Under the interim final rule, only entities formed under the law of a foreign country and that have registered to do business in the United States are required to report beneficial ownership information (BOI) to FinCEN.
The deadlines for filing BOI reports with FinCEN are as follows:
Reporting companies registered to do business in the United States before the issuance of the interim final rule must file BOI reports no later than 30 days from the issuance of the rule.
Reporting companies registered to do business in the United States on or after the issuance of the interim final rule must file an initial BOI report within 30 calendar days of receiving notice that their registration to do business is effective.

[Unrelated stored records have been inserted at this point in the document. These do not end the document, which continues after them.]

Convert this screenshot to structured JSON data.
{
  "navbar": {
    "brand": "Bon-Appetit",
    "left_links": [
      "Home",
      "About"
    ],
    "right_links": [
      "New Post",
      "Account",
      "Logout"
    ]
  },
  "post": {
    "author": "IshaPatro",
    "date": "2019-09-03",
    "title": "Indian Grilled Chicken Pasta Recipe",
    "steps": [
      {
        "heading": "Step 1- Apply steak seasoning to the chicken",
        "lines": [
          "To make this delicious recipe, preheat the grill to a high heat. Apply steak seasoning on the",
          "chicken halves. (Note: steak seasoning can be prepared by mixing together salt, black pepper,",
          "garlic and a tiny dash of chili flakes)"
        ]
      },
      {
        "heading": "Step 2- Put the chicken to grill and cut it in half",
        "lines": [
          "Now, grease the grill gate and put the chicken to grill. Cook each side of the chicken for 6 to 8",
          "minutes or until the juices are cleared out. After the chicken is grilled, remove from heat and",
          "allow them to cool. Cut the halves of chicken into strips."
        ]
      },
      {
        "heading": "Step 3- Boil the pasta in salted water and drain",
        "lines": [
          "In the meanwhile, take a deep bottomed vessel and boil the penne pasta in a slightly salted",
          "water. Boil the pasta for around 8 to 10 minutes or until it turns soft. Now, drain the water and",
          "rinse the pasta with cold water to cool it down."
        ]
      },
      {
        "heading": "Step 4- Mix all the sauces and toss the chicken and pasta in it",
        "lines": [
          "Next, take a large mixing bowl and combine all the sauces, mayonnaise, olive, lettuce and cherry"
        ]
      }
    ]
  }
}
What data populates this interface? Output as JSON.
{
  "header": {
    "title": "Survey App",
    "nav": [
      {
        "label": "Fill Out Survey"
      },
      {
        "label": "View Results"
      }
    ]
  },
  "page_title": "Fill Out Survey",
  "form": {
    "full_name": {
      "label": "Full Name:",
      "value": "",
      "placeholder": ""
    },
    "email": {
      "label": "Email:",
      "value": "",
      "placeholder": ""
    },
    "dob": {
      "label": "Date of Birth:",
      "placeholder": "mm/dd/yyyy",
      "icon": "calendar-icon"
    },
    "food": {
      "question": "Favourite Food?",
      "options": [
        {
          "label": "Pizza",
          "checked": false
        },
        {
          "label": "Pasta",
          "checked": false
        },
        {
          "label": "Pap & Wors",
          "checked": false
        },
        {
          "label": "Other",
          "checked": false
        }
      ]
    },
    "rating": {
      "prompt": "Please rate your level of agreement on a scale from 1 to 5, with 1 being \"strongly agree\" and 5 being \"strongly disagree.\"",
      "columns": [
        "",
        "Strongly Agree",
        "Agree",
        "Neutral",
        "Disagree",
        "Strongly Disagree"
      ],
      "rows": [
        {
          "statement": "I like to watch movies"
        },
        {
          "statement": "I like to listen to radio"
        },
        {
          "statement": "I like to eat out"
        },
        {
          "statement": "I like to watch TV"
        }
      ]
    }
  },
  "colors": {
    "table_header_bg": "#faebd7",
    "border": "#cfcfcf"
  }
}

The Corporate Transparency Act of 2019 was enacted on January 1, 2021. According to FinCEN, the law is an effort by the U.S. government to make it more difficult for bad actors to hide behind shell companies or other opaque ownership structures.
For more information on reporting requirements, filing deadlines, and how to determine if your company falls under one of the exemptions set forth in the Corporate Transparency Act, please refer to the following:
United States Department of the Treasury Financial Crimes Enforcement Network | FinCEN.gov
Beneficial Ownership Information Reporting | FinCEN.gov
Beneficial Ownership Information Reporting Frequently Asked Questions
Beneficial Ownership Reference Materials
Please note that reporting companies are not required to file beneficial ownership information with the South Carolina Secretary of State’s Office. All inquiries regarding beneficial ownership information reporting requirements should be directed to FinCEN.